The Advisors' Blog

This blog features wisdom from respected compensation consultants and lawyers

March 11, 2024

Withholding on Equity Awards: Preparing for T+1 Settlement

In early 2023, the SEC announced the adoption of rules implementing a T+1 settlement system. The transition to the shorter settlement cycle will occur on May 28, 2024. Nasdaq and NYSE recently published alerts about this transition and its impact on distributions of cash, stock or warrants — in particular, NYSE reminded listed issuers to avoid consummation of corporate actions during this transition, to the extent practicable.

With this transition around the corner, this Morgan Lewis blog discusses the implications for stock plan professionals, noting that “employers will have one less day to calculate the withholdings owed with respect to employees’ equity compensation and deposit those withholdings with the IRS and state tax authorities.”

In the case of stock option exercises or vesting/settlement of other stock awards, the stock will need to be delivered to employees’ brokerage accounts no later than one day after the DWAC date. Accordingly, employers will need to make payroll deposits by the second business day after the DWAC date instead of the third business day.

See the blog for a detailed discussion of the required timing of these deposits and the consequences of doing so after the deadline. Here’s the example it provides:

For example, assume that an RSU vests on a Monday, July 1, and the DWAC is that day. The new settlement date is July 2 and the payroll tax deposits are due July 3. But assume that the employer is unaware of the settlement date change and does not make its deposits until July 9 (after the long holiday weekend).

These deposits are now six days late, and the deposit penalty would be 5% of all the late deposits.
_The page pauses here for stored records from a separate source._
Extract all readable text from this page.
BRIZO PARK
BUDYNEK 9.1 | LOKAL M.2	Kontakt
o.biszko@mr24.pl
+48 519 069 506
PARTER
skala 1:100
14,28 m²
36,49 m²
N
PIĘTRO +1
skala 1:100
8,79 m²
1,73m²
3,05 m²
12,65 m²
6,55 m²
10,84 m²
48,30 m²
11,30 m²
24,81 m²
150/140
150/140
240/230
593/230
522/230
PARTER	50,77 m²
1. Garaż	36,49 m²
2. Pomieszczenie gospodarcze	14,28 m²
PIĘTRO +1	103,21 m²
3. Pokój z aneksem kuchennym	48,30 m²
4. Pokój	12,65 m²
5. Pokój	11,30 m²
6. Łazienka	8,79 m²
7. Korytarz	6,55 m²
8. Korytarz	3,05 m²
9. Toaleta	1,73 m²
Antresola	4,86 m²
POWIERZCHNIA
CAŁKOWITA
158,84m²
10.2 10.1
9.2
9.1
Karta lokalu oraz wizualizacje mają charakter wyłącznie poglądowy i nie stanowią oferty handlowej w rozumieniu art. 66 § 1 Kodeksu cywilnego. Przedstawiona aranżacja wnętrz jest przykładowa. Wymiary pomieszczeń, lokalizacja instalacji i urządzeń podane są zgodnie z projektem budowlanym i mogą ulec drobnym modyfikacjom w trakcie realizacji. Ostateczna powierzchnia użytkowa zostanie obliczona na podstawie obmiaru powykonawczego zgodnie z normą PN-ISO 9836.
If these deposits were made on July 8 the penalty would be only 2%, but under either scenario it is clear that the reduction of the settlement date (and therefore the liability date) by one day can significantly impact an employer’s penalty exposure.

The takeaway?

To avoid potential deposit penalties, whether employers make their own payroll tax deposits or hire a third-party payroll service provider to make deposits, employers should check to be sure that their scheduled dates of deposit for equity compensation are accelerated to accommodate the new T+1 rule.